Many people hide their grief for years, and it gnaws away at them from the inside. Then comes the torrent: 2 months later, 5 years later, 20 years later. But eventually our grief catches up with us, and we know that thing could, and did, happen, and there was nothing we could do about it.

You know the scripture story about Jesus' dear friends Mary, Martha and Lazarus. The 2 sisters had sent word to Jesus that their brother was dying. But Jesus had been busy and couldn't come immediately. By the time He got there, Lazarus was dead. And as Jesus looked at those people He loved and saw their suffering, He felt all the same things you and I feel when someone we love dies.
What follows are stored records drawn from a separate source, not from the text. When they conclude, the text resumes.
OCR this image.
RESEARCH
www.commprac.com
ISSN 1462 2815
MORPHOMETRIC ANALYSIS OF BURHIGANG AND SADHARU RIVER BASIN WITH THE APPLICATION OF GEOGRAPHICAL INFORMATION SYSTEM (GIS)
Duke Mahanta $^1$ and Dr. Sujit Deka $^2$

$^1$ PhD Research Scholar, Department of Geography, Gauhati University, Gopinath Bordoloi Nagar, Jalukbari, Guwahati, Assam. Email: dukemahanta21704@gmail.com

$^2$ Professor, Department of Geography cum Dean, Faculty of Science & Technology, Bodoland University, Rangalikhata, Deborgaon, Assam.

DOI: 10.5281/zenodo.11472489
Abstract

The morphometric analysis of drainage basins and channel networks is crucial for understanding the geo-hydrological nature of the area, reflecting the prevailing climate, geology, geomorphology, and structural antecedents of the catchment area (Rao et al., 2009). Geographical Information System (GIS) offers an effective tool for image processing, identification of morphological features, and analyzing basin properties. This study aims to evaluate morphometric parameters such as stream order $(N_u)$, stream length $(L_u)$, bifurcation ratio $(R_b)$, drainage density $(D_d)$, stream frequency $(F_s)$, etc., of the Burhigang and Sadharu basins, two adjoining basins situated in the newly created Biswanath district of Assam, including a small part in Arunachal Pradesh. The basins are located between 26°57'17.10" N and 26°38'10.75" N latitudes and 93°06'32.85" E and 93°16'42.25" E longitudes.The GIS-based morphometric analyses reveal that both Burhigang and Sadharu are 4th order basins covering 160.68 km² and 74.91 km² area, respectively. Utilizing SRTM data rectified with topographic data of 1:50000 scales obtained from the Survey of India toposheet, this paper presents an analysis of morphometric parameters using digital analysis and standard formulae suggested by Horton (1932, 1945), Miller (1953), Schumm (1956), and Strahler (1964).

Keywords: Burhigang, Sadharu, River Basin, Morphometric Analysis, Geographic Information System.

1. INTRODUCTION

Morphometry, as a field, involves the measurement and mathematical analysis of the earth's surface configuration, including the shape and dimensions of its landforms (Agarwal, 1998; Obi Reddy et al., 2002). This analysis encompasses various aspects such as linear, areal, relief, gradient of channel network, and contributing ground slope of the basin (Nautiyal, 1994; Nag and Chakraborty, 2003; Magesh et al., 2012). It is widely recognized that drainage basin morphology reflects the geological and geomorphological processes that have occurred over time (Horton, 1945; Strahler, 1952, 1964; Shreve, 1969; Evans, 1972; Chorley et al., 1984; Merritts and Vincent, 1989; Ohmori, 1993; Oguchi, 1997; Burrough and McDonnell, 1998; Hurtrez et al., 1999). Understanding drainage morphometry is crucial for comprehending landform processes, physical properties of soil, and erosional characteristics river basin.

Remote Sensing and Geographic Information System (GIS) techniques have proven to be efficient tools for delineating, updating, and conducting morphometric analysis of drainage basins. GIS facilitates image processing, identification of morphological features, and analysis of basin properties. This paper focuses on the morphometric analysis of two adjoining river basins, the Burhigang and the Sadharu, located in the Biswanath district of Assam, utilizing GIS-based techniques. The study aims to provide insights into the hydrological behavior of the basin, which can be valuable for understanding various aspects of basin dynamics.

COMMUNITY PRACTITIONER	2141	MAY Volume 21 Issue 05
And He wept. The people said: "See how He loved him." But others said: "If He loved him so much, why didn't He save him from this death?" And that's the question we all ask in that situation: If God loves us, why did He let this happen? Why didn't He get here sooner? And why wasn't our love enough to save this person?

"If only I had known," we say. But do we think Jesus didn't know? Do we really think the Lord didn't know all of that? Not a sparrow falls without the Lord knowing it. He knows the number of all our days, and He is there.

Now that doesn't mean things don't go wrong or that there will not be evil that effects our lives and our deaths. The Lord has told us that there is evil. But He has also assured us that before it even happens He has already overcome all of it and is able to bring good out of all of it for those who love Him.

He is there before and during and after. "As you pass through the deep waters, I will be with you, and they shall not overwhelm you." For the person who has died, no matter what the cause, there are green mansions on the other side, where the lawn is not so hard to mow. So let us be clear that when we grieve at the death of someone, we grieve mainly for ourselves, for our loss, because, as Paul said: "For me, to die is gain."

As we deal with our own pain and anger and guilt at our loss, as we really deal with it and express it, gradually we begin to see that these things separate us from the one we loved as much as the death itself. We have to go through these feelings and come out on the other side before we can again be close to that person. We have to go through these deep waters and let go of the bad grief before we can enter into the good grief.